All About Tea: Arrival at the Somerset Estate

Sri Lanka Travelogue Part 5

Michael Taylor’s Sri Lankan adventure has ended in real time, but it continues in Cyberspace. He is flown there on Singapore Airlines by the Dilmah School of Tea to take a course in the Appreciation of Tea.

After spending a restful night at the Grand Hotel in Nuwara Eliya in the Central Sri Lankan highlands, we are to be taken the Somerset Estate to visit the tea gardens.

When I learn that it will be a 30 to 60 minute “bone-rattling” journey by bus to the estate, I opt out because intense lower back pain. I’m simply not up to it. I decide to go for a walk instead.

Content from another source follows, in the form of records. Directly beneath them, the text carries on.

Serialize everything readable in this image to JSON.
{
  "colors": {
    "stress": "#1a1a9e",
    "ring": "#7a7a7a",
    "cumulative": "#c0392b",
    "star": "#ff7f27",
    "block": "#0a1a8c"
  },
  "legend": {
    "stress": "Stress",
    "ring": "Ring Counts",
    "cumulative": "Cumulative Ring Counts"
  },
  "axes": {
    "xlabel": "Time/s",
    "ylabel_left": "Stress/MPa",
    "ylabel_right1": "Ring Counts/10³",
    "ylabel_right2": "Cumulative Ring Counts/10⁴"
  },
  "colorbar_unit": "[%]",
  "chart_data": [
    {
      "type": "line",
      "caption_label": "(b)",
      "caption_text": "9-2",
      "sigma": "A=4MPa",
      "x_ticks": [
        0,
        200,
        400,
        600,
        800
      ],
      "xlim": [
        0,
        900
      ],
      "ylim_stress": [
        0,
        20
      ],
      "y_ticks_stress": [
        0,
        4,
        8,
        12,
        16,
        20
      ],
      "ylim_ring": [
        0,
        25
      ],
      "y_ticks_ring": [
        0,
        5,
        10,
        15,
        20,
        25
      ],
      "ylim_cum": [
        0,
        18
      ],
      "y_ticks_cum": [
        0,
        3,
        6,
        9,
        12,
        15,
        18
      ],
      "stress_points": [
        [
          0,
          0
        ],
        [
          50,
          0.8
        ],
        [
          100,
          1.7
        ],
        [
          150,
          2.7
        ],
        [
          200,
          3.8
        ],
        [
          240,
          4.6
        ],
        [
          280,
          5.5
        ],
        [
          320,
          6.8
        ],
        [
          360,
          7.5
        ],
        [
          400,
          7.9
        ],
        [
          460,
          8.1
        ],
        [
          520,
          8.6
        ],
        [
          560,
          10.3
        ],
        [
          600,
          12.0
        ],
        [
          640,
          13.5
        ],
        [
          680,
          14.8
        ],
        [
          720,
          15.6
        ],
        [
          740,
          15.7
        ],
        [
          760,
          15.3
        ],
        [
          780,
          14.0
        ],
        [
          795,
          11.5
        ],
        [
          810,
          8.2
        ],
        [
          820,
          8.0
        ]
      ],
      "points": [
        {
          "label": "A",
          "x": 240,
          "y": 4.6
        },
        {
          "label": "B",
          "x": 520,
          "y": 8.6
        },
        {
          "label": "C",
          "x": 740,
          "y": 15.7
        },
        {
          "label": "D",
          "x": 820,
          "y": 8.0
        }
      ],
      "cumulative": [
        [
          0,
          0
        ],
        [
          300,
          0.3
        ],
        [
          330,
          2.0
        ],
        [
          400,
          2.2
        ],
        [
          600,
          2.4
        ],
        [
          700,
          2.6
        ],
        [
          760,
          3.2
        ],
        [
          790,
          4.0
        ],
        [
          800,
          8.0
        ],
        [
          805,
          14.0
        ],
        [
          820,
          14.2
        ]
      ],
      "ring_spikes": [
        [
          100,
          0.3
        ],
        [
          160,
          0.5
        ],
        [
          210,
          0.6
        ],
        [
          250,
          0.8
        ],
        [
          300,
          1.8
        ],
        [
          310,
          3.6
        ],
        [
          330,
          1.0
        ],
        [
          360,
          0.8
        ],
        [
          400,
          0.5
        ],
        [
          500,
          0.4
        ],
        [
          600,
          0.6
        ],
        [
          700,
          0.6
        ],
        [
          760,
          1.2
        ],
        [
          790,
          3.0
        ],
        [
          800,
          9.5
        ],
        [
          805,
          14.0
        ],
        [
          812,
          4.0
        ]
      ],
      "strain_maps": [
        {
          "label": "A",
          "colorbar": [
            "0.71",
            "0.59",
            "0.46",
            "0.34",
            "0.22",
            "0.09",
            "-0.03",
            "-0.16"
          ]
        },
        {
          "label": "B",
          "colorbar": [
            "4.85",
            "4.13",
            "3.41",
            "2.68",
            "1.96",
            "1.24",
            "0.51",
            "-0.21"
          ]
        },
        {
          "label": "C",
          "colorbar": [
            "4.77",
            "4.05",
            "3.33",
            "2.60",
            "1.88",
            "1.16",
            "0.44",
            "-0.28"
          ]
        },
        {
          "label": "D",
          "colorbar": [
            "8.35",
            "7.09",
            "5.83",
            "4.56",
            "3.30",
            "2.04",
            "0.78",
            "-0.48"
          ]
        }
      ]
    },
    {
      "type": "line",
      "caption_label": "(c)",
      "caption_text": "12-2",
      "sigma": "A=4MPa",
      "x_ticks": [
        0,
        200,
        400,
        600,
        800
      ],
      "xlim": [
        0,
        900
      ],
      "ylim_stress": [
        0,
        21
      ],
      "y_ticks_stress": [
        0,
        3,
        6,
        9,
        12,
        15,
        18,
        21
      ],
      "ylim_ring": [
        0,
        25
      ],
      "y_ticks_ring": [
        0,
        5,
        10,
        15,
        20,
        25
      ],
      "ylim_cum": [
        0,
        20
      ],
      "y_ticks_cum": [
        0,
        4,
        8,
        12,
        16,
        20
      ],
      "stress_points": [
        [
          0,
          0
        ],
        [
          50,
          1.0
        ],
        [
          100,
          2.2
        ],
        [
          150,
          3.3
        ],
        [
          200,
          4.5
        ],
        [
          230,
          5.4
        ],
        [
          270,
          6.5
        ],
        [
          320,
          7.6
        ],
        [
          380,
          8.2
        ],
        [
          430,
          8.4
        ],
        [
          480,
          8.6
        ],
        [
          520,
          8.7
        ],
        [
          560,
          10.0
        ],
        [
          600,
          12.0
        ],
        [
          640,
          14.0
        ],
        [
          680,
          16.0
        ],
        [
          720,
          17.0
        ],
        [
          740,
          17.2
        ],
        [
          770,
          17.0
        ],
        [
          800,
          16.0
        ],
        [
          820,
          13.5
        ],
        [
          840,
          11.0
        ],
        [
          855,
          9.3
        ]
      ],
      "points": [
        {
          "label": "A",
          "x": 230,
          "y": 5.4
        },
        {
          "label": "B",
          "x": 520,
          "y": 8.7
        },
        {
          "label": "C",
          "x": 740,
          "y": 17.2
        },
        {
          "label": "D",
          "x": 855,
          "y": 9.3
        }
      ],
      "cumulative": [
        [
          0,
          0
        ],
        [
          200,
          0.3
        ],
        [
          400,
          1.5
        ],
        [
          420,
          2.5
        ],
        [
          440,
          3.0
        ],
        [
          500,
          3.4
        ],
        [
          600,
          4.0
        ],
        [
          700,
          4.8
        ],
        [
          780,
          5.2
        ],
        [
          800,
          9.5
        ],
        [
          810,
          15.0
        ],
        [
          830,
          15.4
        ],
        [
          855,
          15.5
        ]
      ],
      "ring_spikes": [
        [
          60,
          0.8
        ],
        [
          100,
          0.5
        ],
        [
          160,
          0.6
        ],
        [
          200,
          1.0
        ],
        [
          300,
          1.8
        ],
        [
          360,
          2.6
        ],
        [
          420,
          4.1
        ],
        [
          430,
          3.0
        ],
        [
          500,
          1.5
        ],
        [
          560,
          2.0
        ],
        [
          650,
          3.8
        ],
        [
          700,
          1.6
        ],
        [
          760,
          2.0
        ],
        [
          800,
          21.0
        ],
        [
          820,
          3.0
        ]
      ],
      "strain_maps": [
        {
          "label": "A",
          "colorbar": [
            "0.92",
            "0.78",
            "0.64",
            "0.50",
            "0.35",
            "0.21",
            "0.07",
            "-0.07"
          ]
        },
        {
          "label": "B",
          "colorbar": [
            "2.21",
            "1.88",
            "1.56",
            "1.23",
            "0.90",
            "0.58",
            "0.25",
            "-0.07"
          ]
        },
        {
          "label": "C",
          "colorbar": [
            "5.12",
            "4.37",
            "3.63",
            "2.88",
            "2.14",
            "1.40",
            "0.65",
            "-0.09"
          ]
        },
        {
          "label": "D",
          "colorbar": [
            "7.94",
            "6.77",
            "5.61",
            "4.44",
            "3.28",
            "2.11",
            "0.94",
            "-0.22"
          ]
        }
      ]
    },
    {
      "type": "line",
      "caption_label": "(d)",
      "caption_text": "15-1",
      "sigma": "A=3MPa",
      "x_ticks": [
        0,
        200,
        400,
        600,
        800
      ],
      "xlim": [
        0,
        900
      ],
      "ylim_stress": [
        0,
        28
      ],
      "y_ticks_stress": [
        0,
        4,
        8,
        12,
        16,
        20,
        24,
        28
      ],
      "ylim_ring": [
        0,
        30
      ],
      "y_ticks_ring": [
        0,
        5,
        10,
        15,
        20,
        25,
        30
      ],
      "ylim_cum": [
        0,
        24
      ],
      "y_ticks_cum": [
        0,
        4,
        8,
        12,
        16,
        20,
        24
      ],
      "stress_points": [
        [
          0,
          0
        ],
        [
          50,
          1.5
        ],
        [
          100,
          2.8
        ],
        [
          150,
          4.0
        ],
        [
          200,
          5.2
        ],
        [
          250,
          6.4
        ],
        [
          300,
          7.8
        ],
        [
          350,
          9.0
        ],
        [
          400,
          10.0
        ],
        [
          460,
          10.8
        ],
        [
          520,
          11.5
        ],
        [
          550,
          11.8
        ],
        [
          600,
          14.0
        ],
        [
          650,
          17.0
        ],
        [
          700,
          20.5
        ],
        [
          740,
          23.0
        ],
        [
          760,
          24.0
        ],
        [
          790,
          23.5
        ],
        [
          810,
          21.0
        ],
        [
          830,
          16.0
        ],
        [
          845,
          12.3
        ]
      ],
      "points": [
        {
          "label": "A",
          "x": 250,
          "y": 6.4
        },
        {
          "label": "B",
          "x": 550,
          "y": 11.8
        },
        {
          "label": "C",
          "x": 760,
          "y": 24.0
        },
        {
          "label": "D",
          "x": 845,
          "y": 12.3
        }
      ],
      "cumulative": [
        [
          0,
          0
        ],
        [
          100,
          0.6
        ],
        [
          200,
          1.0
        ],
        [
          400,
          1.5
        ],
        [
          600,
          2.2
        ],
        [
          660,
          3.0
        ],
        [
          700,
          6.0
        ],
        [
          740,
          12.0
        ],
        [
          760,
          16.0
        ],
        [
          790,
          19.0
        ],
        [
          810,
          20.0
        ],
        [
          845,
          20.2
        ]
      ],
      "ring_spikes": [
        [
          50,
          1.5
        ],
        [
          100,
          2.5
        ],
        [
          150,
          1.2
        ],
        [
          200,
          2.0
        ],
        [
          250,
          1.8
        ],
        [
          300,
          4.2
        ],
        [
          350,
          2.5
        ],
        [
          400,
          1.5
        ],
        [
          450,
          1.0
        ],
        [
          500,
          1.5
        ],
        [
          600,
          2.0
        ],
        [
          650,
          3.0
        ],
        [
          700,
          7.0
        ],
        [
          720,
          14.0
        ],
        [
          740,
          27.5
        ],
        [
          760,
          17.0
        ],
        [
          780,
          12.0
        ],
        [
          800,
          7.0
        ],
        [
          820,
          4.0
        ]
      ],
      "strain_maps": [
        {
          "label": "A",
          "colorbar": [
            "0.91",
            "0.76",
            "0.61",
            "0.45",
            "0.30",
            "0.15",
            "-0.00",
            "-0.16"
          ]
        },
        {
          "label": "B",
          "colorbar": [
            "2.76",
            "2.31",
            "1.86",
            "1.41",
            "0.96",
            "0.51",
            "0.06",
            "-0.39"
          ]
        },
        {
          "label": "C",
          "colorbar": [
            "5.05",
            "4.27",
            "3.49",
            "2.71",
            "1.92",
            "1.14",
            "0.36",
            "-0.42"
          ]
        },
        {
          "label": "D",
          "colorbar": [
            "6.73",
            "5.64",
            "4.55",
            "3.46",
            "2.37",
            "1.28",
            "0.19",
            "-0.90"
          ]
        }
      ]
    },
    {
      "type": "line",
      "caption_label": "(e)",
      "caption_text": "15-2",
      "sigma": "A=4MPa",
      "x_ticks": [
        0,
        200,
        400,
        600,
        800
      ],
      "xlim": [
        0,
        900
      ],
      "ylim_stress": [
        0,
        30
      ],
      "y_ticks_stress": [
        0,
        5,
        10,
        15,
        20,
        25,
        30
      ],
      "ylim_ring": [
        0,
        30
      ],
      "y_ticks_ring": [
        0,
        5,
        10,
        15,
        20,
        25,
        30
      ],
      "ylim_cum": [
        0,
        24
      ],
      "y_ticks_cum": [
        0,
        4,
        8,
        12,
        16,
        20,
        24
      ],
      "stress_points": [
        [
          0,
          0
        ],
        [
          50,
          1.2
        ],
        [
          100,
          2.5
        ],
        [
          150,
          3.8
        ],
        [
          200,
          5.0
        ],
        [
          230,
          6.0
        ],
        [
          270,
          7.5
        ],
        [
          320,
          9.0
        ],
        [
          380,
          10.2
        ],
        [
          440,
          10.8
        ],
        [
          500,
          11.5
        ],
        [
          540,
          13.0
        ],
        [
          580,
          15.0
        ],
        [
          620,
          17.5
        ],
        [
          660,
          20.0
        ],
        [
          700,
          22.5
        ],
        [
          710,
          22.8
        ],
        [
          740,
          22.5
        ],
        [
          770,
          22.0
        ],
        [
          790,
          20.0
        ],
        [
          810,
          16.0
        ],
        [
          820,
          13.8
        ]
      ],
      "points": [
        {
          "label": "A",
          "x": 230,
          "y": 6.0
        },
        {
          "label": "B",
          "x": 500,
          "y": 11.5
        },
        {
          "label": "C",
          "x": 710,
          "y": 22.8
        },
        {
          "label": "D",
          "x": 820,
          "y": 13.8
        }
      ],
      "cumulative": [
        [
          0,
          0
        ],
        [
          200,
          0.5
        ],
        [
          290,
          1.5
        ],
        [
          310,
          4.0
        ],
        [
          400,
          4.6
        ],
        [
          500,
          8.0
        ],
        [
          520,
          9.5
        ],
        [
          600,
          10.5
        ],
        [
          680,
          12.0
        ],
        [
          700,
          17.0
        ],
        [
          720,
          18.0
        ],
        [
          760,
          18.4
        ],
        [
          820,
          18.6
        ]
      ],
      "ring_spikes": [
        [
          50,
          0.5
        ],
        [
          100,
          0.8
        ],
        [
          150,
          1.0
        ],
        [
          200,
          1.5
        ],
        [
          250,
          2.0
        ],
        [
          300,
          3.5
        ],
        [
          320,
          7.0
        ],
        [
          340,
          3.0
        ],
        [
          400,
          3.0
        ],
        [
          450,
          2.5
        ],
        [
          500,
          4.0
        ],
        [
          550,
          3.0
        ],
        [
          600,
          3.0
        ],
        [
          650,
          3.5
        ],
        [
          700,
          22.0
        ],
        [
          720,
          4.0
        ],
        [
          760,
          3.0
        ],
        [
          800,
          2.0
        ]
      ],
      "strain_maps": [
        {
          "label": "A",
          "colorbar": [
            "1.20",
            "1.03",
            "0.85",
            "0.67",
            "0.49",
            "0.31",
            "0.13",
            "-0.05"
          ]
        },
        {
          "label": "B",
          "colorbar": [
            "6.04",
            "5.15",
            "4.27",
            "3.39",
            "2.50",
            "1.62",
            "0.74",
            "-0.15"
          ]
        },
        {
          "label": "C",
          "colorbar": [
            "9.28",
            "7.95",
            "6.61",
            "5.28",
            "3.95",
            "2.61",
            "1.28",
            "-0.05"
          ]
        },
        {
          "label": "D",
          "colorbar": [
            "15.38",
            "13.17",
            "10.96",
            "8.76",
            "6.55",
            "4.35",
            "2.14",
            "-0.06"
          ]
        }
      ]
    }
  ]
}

The mountain air is brisk. The rolling hills are dotted with all manner of English style bungalows – and a few mansions. Some of them are private residences and many have been turned into guest houses.

Within 10 to 20 minutes I come to Gregory Lake, which is set amid an environmental protection area. There are bicycle paths as well as boating and fishing.

At some point I decide to keep walking along the shores of the lake rather than turning back. It takes me two and one half hours to complete my journey.

I have a mouth-watering lunch at the Grand Hotel. I miss the afternoon tea, however, because I decide to have a massage in the hotel’s rather modest spa.

I am told that I must pay by cash, but only US dollars or Sri Lankan rupies are accepted. And, no, I can’t charge it to my room.

When it becomes clear that I have neither US dollars nor rupies, a cloth is removed from a small stand, and – lo and behold – there is a small device that accepts credit cards.

There is dinner and cocktails at the Dilmah t-bar at the Grand Hotel in Nuwara Eliyah.